A Susana anda a armar-se. É óbvio que o seu último post é uma vil intromissão no pelourinho que me foi atribuído na última Assembleia Geral do Aspirina B que teve lugar na piscina da Soledade (marcaram presença o Valupi, o Fernando, a Susana, a Soledade e mais uma centena de heterónimos muito giros que falavam todos da mesma maneira e que diziam todos muito bem uns dos outros). Isto, como é óbvio, irá ter consequências graves no regular funcionamento deste blogue em putefracto estado de HTMLização. Para já, para além de aqui anunciar publicamente que fui EU quem mostrou pela primeira vez à Susaninha a genialidade dos Buraka Som Sistema, deixo aqui o vídeo de «Wawaba» que, não por acaso, é há mais de meio-ano o toque do meu telemóvel. Tipo picolê.

O mainstream é mesmo bom

Não há nada que me deixa mais feliz do que quando uma grande canção mergulha de chapa no centro do mainstream. Não acontece muitas vezes, é verdade, mas quando acontece prefiro mil vezes poder curtir uma música ao lado de milhões de melómanos anónimos do que ter como companhia críticos musicais com problemas edipianos. Se tomarmos como referência do mainstream os temas que chegaram ao topo do Hot 100 da Billboard, confesso que, nos últimos anos, dancei que nem um doido ao som de absolutas maravilhas como Hey Ya («Shake it like a polaroid picture») dos Outkast, Hollaback Girl («Let me hear you say this shit is bananas») da Gwen Stefani e a versão integral (com aquele genial afro-beat introdutório) de My Love («And I know no woman that could take your spot, my love») de Justin Timberlake.
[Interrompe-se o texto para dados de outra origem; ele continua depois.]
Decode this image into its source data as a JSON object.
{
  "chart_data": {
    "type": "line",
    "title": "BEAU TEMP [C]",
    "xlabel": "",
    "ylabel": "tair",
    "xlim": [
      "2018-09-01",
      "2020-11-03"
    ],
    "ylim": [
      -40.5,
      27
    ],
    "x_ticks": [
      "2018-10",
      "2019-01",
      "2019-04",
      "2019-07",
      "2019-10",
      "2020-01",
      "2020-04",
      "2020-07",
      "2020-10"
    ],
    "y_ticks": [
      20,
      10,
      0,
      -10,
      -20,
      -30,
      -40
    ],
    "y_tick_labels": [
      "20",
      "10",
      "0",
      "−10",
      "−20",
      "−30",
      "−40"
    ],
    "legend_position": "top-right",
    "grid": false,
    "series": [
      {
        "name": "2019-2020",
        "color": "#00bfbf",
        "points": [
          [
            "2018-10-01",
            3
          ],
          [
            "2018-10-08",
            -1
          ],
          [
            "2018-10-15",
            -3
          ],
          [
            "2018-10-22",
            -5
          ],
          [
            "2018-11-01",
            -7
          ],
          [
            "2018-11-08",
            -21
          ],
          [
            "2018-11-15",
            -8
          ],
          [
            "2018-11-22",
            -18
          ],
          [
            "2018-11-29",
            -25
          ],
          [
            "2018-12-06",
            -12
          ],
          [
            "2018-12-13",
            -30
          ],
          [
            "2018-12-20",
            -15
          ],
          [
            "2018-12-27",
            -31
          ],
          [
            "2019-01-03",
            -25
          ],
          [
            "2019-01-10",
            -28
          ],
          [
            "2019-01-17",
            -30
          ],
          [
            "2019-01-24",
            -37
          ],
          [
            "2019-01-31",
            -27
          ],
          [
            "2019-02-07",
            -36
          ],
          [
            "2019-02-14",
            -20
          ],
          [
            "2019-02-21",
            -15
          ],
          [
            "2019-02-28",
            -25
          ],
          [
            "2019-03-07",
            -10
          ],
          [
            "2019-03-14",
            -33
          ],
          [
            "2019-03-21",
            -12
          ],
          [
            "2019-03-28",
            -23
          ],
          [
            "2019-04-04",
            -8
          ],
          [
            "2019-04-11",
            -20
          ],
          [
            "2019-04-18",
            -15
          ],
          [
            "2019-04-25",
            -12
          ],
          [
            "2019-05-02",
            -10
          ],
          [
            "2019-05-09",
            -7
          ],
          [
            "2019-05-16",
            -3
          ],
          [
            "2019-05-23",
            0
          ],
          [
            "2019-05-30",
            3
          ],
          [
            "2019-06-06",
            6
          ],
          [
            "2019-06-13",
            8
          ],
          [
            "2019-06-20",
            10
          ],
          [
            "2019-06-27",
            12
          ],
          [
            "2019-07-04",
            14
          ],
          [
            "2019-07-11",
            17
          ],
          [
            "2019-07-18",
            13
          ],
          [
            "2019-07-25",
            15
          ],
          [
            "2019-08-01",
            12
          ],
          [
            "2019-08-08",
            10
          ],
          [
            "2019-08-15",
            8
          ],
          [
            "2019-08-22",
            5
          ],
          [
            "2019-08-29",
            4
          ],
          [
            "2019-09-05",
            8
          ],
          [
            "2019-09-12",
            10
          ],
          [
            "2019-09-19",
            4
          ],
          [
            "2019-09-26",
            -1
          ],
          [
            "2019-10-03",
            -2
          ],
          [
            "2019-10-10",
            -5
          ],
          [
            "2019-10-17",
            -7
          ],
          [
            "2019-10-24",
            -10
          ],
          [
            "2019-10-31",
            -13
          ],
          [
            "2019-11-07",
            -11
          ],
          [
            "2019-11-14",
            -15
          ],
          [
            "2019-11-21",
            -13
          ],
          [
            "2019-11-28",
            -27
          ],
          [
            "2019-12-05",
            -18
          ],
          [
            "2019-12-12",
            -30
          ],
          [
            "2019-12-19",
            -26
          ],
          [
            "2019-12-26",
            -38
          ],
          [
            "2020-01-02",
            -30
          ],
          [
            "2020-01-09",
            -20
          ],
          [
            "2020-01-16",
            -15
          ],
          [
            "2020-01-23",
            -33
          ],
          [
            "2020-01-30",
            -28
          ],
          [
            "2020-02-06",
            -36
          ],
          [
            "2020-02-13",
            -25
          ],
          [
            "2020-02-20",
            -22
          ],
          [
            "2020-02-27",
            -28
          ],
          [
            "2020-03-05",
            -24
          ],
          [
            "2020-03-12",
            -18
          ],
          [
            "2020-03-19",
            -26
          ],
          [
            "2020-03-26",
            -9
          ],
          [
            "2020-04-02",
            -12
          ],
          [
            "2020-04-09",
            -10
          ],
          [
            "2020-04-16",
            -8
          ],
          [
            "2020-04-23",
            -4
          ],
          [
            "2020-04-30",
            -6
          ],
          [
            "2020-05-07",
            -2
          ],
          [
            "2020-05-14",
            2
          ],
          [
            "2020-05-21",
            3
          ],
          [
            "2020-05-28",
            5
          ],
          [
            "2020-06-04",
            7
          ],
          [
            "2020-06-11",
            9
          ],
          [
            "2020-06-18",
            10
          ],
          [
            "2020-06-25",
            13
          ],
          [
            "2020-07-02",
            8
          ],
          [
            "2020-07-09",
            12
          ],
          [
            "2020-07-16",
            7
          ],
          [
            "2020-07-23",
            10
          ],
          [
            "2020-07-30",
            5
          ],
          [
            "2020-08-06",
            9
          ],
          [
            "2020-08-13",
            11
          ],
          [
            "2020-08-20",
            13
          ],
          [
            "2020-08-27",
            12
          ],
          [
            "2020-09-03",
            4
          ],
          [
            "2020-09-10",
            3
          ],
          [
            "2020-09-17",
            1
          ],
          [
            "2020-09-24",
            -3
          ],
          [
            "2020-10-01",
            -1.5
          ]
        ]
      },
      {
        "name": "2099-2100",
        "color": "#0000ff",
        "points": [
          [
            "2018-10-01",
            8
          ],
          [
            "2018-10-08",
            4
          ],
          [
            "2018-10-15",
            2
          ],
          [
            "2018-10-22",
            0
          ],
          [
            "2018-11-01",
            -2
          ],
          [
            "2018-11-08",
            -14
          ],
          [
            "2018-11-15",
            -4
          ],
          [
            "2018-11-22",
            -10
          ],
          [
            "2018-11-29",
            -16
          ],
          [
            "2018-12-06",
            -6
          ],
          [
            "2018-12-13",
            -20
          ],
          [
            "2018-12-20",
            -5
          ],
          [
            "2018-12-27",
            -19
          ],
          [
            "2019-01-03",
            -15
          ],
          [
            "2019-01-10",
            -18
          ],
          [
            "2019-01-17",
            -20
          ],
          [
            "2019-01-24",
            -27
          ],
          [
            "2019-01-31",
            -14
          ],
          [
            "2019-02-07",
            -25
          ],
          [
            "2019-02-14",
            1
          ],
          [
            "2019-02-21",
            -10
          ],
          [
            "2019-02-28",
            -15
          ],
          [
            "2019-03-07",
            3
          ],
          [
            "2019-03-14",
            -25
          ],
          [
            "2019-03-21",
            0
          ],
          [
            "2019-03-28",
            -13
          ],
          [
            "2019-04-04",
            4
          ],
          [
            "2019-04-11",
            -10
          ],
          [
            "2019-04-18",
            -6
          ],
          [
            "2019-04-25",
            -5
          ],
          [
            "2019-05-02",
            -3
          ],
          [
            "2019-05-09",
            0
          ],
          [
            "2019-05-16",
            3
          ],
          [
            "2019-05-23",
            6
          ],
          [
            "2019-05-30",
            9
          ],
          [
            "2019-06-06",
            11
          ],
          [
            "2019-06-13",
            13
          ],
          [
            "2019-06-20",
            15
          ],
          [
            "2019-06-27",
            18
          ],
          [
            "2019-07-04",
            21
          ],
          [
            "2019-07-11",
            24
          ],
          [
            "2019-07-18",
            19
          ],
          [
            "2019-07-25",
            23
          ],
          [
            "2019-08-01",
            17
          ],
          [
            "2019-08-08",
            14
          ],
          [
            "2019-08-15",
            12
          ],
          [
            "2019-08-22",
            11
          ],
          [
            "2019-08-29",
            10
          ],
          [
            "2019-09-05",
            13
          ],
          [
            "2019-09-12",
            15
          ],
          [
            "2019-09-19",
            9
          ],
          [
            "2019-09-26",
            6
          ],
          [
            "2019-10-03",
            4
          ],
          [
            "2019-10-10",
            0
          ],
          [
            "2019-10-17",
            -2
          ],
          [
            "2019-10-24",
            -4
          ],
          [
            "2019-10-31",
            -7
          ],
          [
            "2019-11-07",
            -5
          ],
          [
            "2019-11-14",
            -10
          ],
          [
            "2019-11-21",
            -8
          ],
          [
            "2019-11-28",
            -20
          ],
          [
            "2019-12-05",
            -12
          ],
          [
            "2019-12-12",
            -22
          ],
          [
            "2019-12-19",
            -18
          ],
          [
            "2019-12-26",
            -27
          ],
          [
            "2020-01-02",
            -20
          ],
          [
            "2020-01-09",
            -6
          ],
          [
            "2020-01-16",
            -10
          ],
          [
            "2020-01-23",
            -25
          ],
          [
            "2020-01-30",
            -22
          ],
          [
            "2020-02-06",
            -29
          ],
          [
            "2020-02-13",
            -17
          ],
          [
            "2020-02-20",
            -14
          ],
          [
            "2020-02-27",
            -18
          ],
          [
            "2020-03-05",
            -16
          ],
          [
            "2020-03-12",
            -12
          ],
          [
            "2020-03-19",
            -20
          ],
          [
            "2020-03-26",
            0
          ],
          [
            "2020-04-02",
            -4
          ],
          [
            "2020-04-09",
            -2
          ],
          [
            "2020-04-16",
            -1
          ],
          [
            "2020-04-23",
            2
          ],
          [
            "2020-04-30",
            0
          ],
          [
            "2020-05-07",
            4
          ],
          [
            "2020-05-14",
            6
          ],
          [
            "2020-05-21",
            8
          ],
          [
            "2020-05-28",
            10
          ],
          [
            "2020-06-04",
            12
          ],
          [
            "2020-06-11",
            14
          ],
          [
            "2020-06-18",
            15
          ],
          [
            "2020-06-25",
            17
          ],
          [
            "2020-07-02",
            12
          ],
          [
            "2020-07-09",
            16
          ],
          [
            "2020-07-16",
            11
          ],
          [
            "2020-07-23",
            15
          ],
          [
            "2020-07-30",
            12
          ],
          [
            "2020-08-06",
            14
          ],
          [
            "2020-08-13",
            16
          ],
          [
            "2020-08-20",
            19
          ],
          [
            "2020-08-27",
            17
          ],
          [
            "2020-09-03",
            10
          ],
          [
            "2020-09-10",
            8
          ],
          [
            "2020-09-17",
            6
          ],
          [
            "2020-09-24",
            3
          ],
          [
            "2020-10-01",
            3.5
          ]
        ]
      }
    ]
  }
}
O caso mais recente de um alinhamento do meu gosto musical com o da maioria é da responsabilidade de uma rapariga com 20 anos chamada Rihanna e que possui o dom de ter reduzido a 30 insignificantes segundos um senhor com o gabarito do Jay Z. Desconfio que canção é particularmente biodegradável, por isso, façam o favor de curtir esta maravilha antes de azedar.

Aspirina Box #7 (Low)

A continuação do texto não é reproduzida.